Words by Greg Cochrane, interview by Duncan Crawford
Newsbeat reporters

Image source, Getty Images
Image caption,
Gorillaz were joined by guests including Snoop Dogg at Glastonbury last month

Damon Albarn has taken responsibility for the poor reviews his band Gorillaz received following their Glastonbury headline slot.

The cartoon hip-hop band stepped in at the last minute to replace U2, whose singer, Bono, had injured his back.

Reviews of the show were mixed, with the crowd noticeably thinning during their Pyramid stage set.

Speaking to Radio 1's Newsbeat, Albarn said the show had lacked "human interaction".

Change in band

Gorillaz began as a cartoon concept band - with Albarn and other musicians playing behind a screen which showed images created by artist Jamie Hewlett.

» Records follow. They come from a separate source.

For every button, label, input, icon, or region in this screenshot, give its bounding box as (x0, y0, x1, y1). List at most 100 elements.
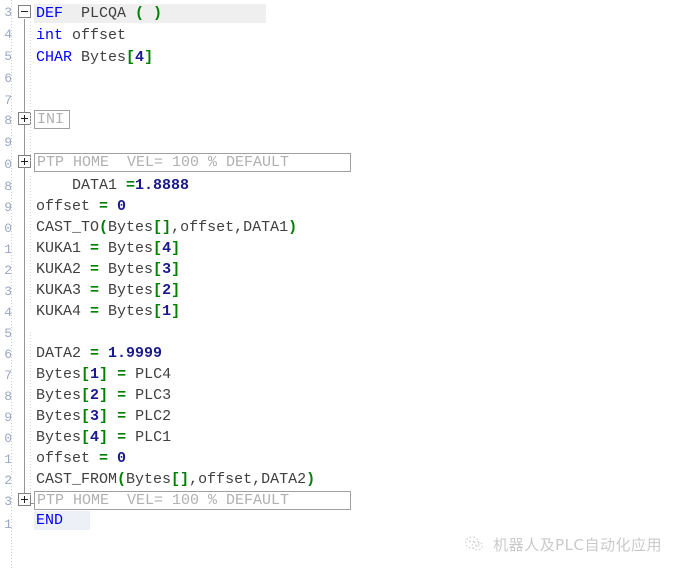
bracket-open: [ (126, 49, 136, 66)
bracket-open: [ (81, 408, 91, 425)
arguments: ,offset,DATA2 (189, 471, 307, 488)
code-line-bytes1-plc4[interactable]: Bytes[1] = PLC4 (36, 365, 171, 384)
variable-plc1: PLC1 (126, 429, 172, 446)
variable-bytes: Bytes (36, 408, 82, 425)
variable-plc2: PLC2 (126, 408, 172, 425)
bracket-close: ] (99, 408, 109, 425)
plus-icon-stem (24, 115, 25, 122)
array-index: 2 (90, 387, 100, 404)
folded-region-ptp-home-bottom[interactable]: PTP HOME VEL= 100 % DEFAULT (34, 491, 351, 510)
bracket-close: ] (99, 366, 109, 383)
assign-operator: = (117, 408, 127, 425)
code-line-kuka1[interactable]: KUKA1 = Bytes[4] (36, 239, 180, 258)
code-line-data1[interactable]: DATA1 =1.8888 (36, 176, 189, 195)
array-index: 1 (162, 303, 172, 320)
assign-operator: = (90, 345, 100, 362)
code-line-bytes3-plc2[interactable]: Bytes[3] = PLC2 (36, 407, 171, 426)
value-data2: 1.9999 (99, 345, 163, 362)
variable-bytes: Bytes (99, 261, 154, 278)
code-line-kuka3[interactable]: KUKA3 = Bytes[2] (36, 281, 180, 300)
code-line-bytes4-plc1[interactable]: Bytes[4] = PLC1 (36, 428, 171, 447)
code-line-int-offset[interactable]: int offset (36, 26, 126, 45)
array-index: 4 (90, 429, 100, 446)
function-cast-to: CAST_TO (36, 219, 100, 236)
assign-operator: = (117, 387, 127, 404)
assign-operator: = (90, 240, 100, 257)
assign-operator: = (90, 261, 100, 278)
bracket-close: ] (99, 387, 109, 404)
bracket-open: [ (81, 387, 91, 404)
code-line-end[interactable]: END (36, 511, 63, 530)
code-line-kuka4[interactable]: KUKA4 = Bytes[1] (36, 302, 180, 321)
argument-bytes: Bytes (108, 219, 154, 236)
brackets-empty: [] (171, 471, 190, 488)
fold-connector-line (24, 19, 25, 503)
assign-operator: = (99, 198, 109, 215)
variable-kuka1: KUKA1 (36, 240, 91, 257)
gutter-rail (11, 0, 12, 569)
bracket-close: ] (171, 261, 181, 278)
plus-icon-stem (24, 158, 25, 165)
variable-offset: offset (63, 27, 127, 44)
indent-guide (30, 332, 31, 497)
array-index: 3 (90, 408, 100, 425)
indent-guide (30, 22, 31, 162)
bracket-open: [ (153, 261, 163, 278)
code-editor[interactable]: 3 4 5 6 7 8 9 0 8 9 0 1 2 3 4 5 6 7 8 9 … (0, 0, 678, 569)
bracket-open: [ (153, 240, 163, 257)
assign-operator: = (117, 366, 127, 383)
fold-margin[interactable] (14, 0, 36, 569)
line-number-gutter: 3 4 5 6 7 8 9 0 8 9 0 1 2 3 4 5 6 7 8 9 … (0, 0, 14, 569)
code-line-offset-2[interactable]: offset = 0 (36, 449, 126, 468)
code-line-char-bytes[interactable]: CHAR Bytes[4] (36, 48, 153, 67)
assign-operator: = (99, 450, 109, 467)
assign-operator: = (117, 429, 127, 446)
variable-data1: DATA1 (36, 177, 127, 194)
plus-icon-stem (24, 496, 25, 503)
paren-close: ) (288, 219, 298, 236)
keyword-end: END (36, 512, 64, 529)
code-line-data2[interactable]: DATA2 = 1.9999 (36, 344, 162, 363)
code-line-def[interactable]: DEF PLCQA ( ) (36, 4, 162, 23)
variable-bytes: Bytes (36, 429, 82, 446)
folded-region-ptp-home-top[interactable]: PTP HOME VEL= 100 % DEFAULT (34, 153, 351, 172)
keyword-int: int (36, 27, 64, 44)
array-index: 4 (162, 240, 172, 257)
fold-toggle-def[interactable] (18, 5, 31, 18)
array-size: 4 (135, 49, 145, 66)
variable-bytes: Bytes (99, 303, 154, 320)
variable-kuka4: KUKA4 (36, 303, 91, 320)
code-content[interactable]: DEF PLCQA ( ) int offset CHAR Bytes[4] I… (30, 0, 678, 569)
variable-kuka2: KUKA2 (36, 261, 91, 278)
code-line-bytes2-plc3[interactable]: Bytes[2] = PLC3 (36, 386, 171, 405)
routine-name-plcqa: PLCQA (63, 5, 136, 22)
code-line-cast-to[interactable]: CAST_TO(Bytes[],offset,DATA1) (36, 218, 297, 237)
code-line-offset-1[interactable]: offset = 0 (36, 197, 126, 216)
bracket-open: [ (81, 429, 91, 446)
assign-operator: = (90, 303, 100, 320)
value-offset: 0 (108, 198, 127, 215)
variable-offset: offset (36, 450, 100, 467)
parens: ( ) (135, 5, 163, 22)
variable-bytes: Bytes (36, 387, 82, 404)
variable-bytes: Bytes (36, 366, 82, 383)
assign-operator: = (90, 282, 100, 299)
code-line-cast-from[interactable]: CAST_FROM(Bytes[],offset,DATA2) (36, 470, 315, 489)
arguments: ,offset,DATA1 (171, 219, 289, 236)
variable-data2: DATA2 (36, 345, 91, 362)
array-index: 1 (90, 366, 100, 383)
variable-offset: offset (36, 198, 100, 215)
bracket-close: ] (144, 49, 154, 66)
paren-open: ( (117, 471, 127, 488)
code-line-kuka2[interactable]: KUKA2 = Bytes[3] (36, 260, 180, 279)
value-data1: 1.8888 (135, 177, 190, 194)
indent-guide (30, 176, 31, 311)
value-offset: 0 (108, 450, 127, 467)
assign-operator: = (126, 177, 136, 194)
folded-region-ini[interactable]: INI (34, 110, 70, 129)
array-index: 2 (162, 282, 172, 299)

For their third album, Plastic Beach, the band have taken centre stage, with guests including Snoop Dogg, Bobby Womack and Mark E Smith making cameos at Glastonbury.

But The Guardian said the band's set "failed to ignite the crowd" whilst the Daily Telegraph described it as a "disappointment".

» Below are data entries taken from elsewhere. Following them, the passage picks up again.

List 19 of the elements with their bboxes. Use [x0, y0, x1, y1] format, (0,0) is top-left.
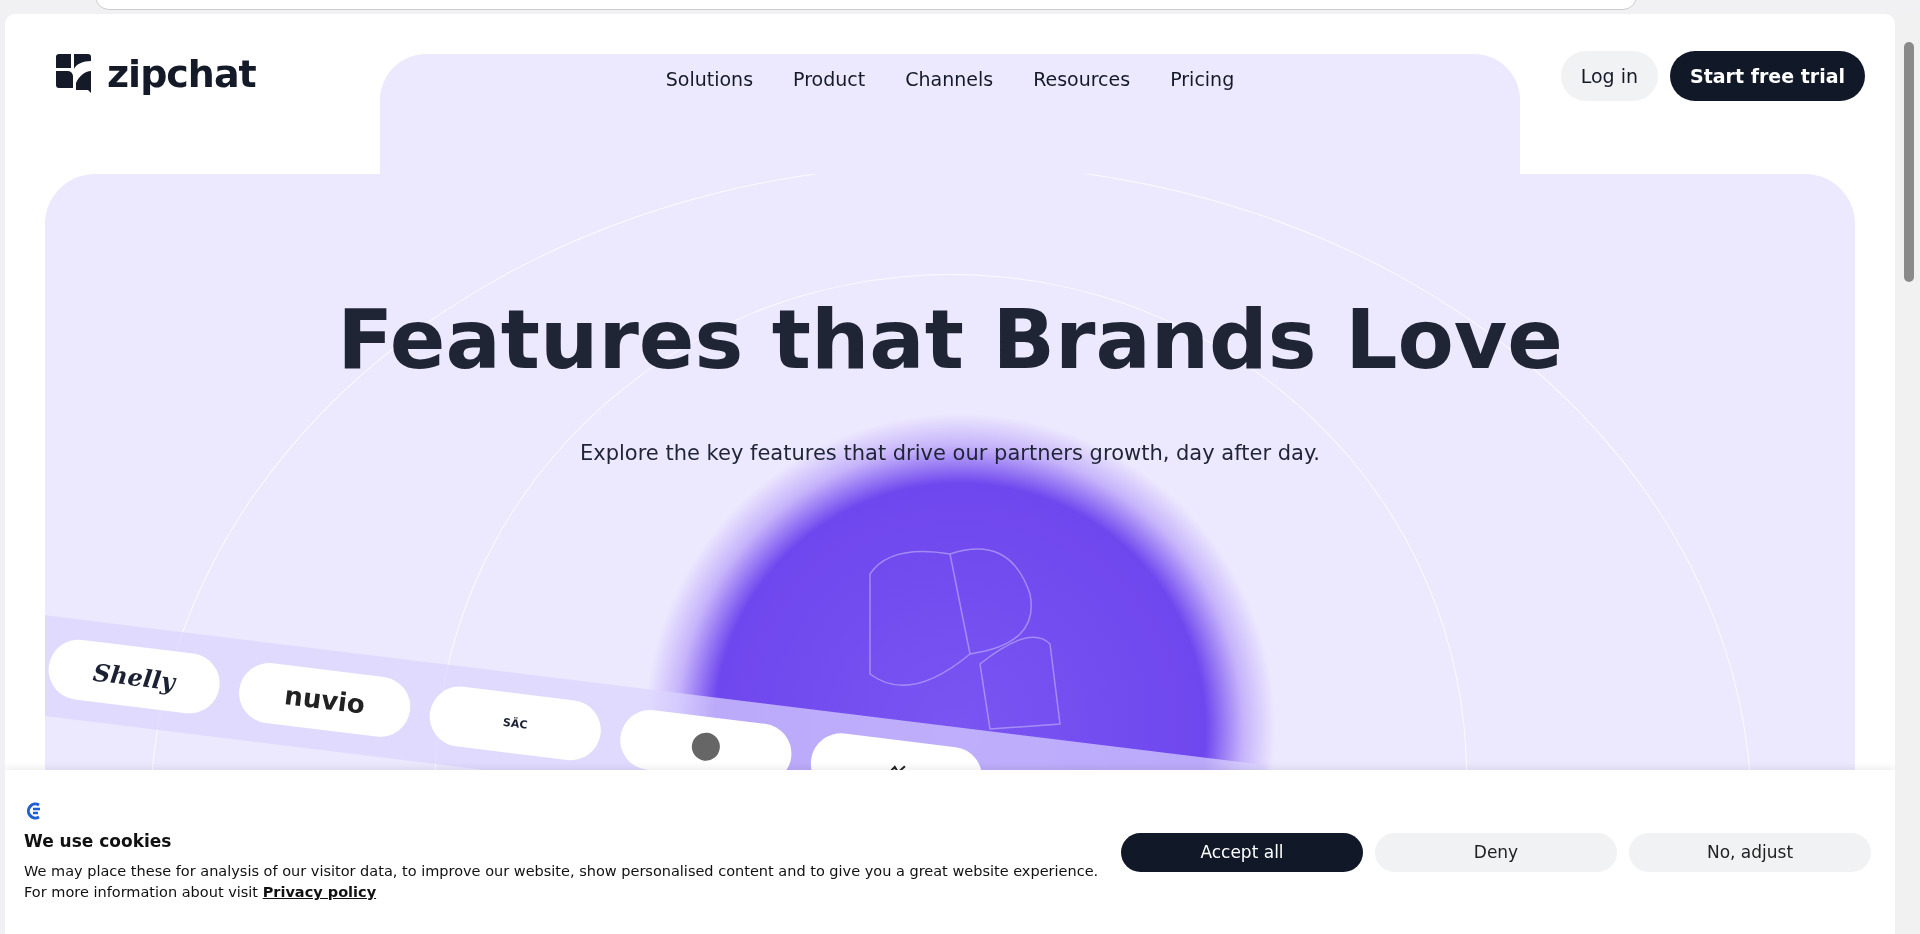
cookie-button[interactable]: No, adjust	[1629, 832, 1871, 872]
cookie-button[interactable]: Accept all	[1121, 832, 1363, 872]
partner-logo: SÄC	[502, 715, 529, 732]
login-button[interactable]: Log in	[1560, 51, 1658, 101]
nav-link[interactable]: Solutions	[665, 64, 754, 94]
cookie-title: We use cookies	[24, 831, 173, 851]
nav-link[interactable]: Pricing	[1170, 64, 1235, 94]
nav-link[interactable]: Channels	[905, 64, 994, 94]
nav-link[interactable]: Product	[793, 64, 866, 94]
cookie-text: We may place these for analysis of our visitor data, to improve our website, show personalised content and to give you a great website experience. For more information about visit Privacy policy	[24, 862, 1100, 902]
partner-logo: Shelly	[91, 657, 177, 696]
brand-name[interactable]: zipchat	[107, 52, 256, 96]
privacy-policy-link[interactable]: Privacy policy	[262, 884, 377, 900]
nav-link[interactable]: Resources	[1033, 64, 1131, 94]
hero-subtitle: Explore the key features that drive our partners growth, day after day.	[579, 441, 1321, 465]
hero-title: Features that Brands Love	[336, 291, 1564, 387]
start-trial-button[interactable]: Start free trial	[1670, 51, 1865, 101]
cookie-button[interactable]: Deny	[1375, 832, 1617, 872]
partner-logo: nuvio	[282, 680, 367, 720]
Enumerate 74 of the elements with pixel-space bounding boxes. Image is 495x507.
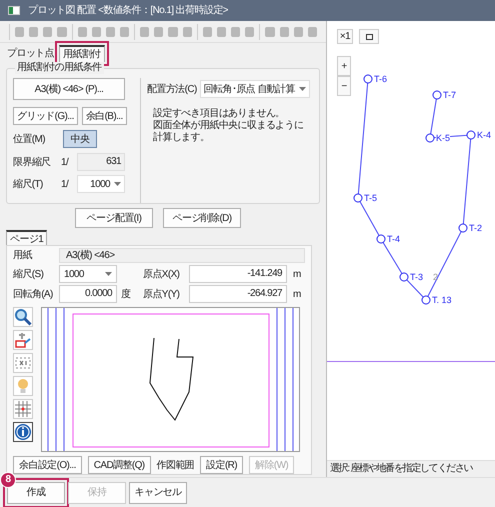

Albarn, who won glowing reviews for his performance with Blur on the same stage last year, admitted he hadn't done enough to adapt the Gorillaz stage show for Glastonbury.

Image source, AFP
Image caption,
Damon Albarn spoke to Newsbeat in Syria where Gorillaz played a special one-off show

"We were yet to change the dynamic entirely from the cartoon band acting purely as a film orchestra into something that had more of a human element to it."

Albarn, currently touring the world with the band promoting latest album Plastic Beach, said that the next time he had played a festival show, he had made a conscious effort to speak more to the crowd.

"Basically, the difference between that and the next gig we did at Roskilde [Denmark] which was the same sized audience, same age demographic, was I just communicated with the audience more.

It evolved

"I introduced Bobby Womack, introduced Lou Reed, introduced anyone.

"I didn't take for granted that if these people were going to be at the front then there had to be some kind of human interaction.

"It evolved into something with more human interaction. I know what people were reacting to."

In the same interview, Albarn reiterated his desire to spend more time with his reformed band Blur, saying they would work together again.

"Yes, at some point. Definitely," he confirmed.